When choosing the Auto-Sync option in the application configuration, ArgoCD will switch to, as the name implies, automatically synchronize and update the deployed application whenever changes to the repository are made.

Let’s test the Auto-Sync option by going “into” your application tab and then to the App Details in the top-left corner, then scrolling down and enabling Auto-Sync.

Now you should see that the application in ArgoCD changes its status to Syncing and after a short time it should change it to Healthy as well.

What has changed

Let’s take a closer look at the newly deployed application and at the difference in comparison to the initial setup. So open the details on the deployed storage application to view the components and try to spot which ones are new or different.

We’ll include the two setups here as well for a quick comparison.

You should notice that the storage setup includes a new component: postgres-db-data of type pvc (persistent volume claim).

Add Ingress capabilities

Let’s make a further change to the deployed application. During this section of the exercise our goal is to extend the application with the Ingress networking capabilities as you have learned in the corresponding kubernetes chapter .

As you might have noticed, the todoui-service in the todolist-initial and todolist-storage setup was changed to ClusterIP instead of LoadBalancer, meaning that it currently is not directly exposed. Therefore we currently have no means to access the UI directly. To change that, we want to modify the application once more to expose the UI via Ingress.

In our repository, create a new yaml file todoui-ingress.yaml within the todolist-app directory and try to fill it yourself in order to expose the todoui service using Ingress.

Again you can either use the Web IDE or the VMs terminal.

Solution

Here is a possible solution for an Ingress yaml. Make sure to fill the blanks (----) with the correct name (e.g. studentX-todoui) and host definition. If you don’t have your own domain available for configuring DNS (and most probably you don’t), let’s just make use of [nip.io][nip-io]’s wildcard DNS: Determine which external IP address the Ingress Controller pre-deployed to the Kubernetes cluster has (or ask your instructor to simply tell you) and configure the host to studentX.<ingress_ip>.nip.io (make sure to also replace your studentId).
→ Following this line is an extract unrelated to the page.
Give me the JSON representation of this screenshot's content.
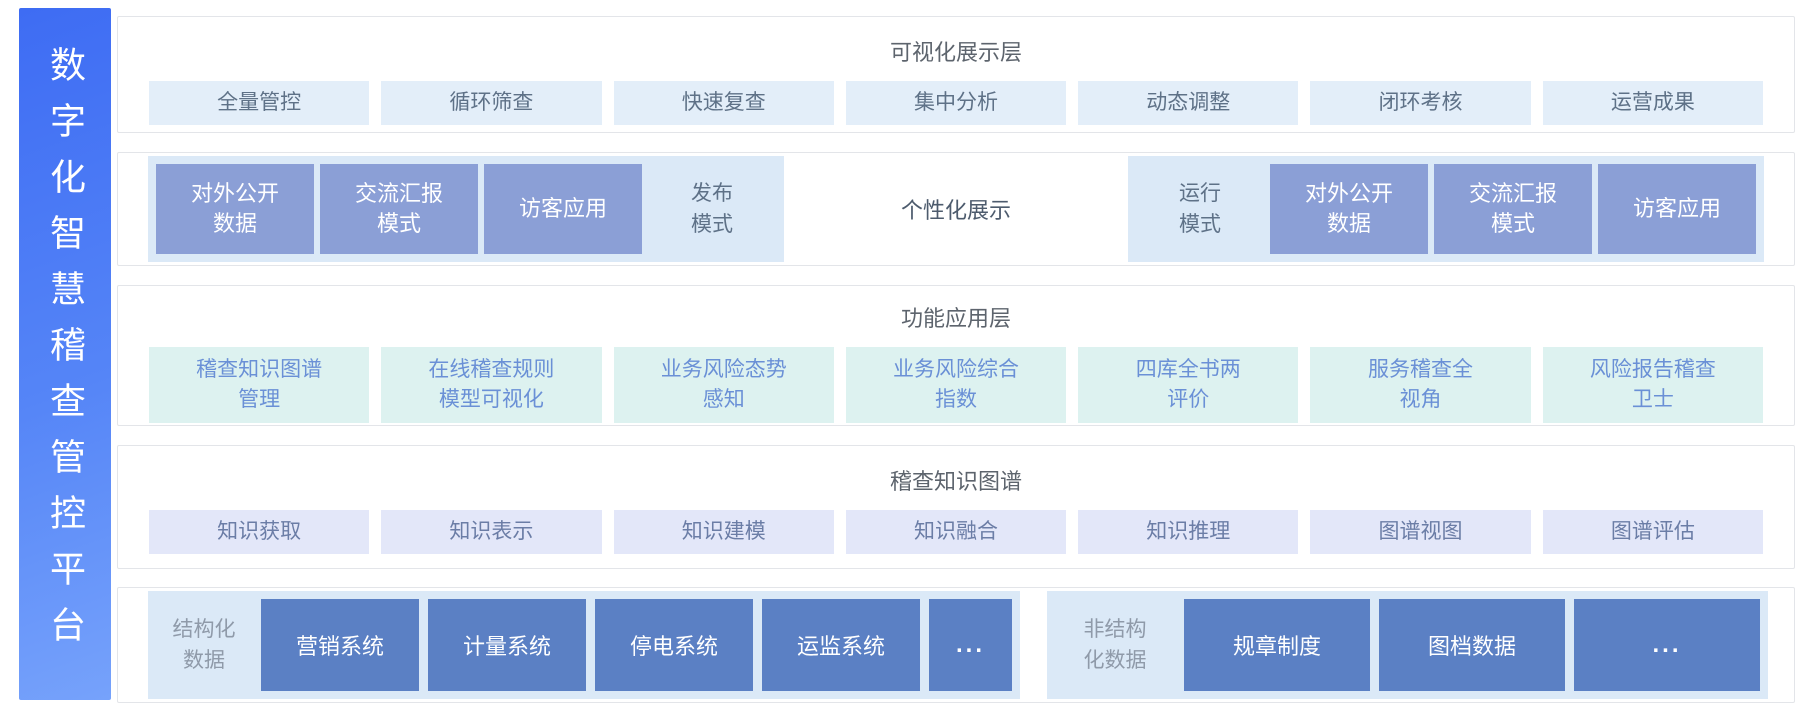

apiVersion: networking.k8s.io/v1
kind: Ingress
metadata:
  name: ------
spec:
  ingressClassName: nginx
  rules:
    - host: ---------------
      http:
        paths:
          - backend:
              service:
                name: todoui
                port:
                  number: 8090
            path: /
            pathType: Prefix

Commit and push your changes to your fork. Now you should soon see that the todolist-app application will display out of sync message.

If the application is still set to Auto-Sync it should start the sync process right away. Otherwise, sync it manually once more and wait until the sync finishes.

After some time you should see a that the application was extended with the Ingress component.

The hyperlink-icon within that component should get you to the UI. It is the very same host that you have configured in your Ingress ressource, of course.

Congratulations! You’ve successfully deployed your application and made it accessible from the outside world.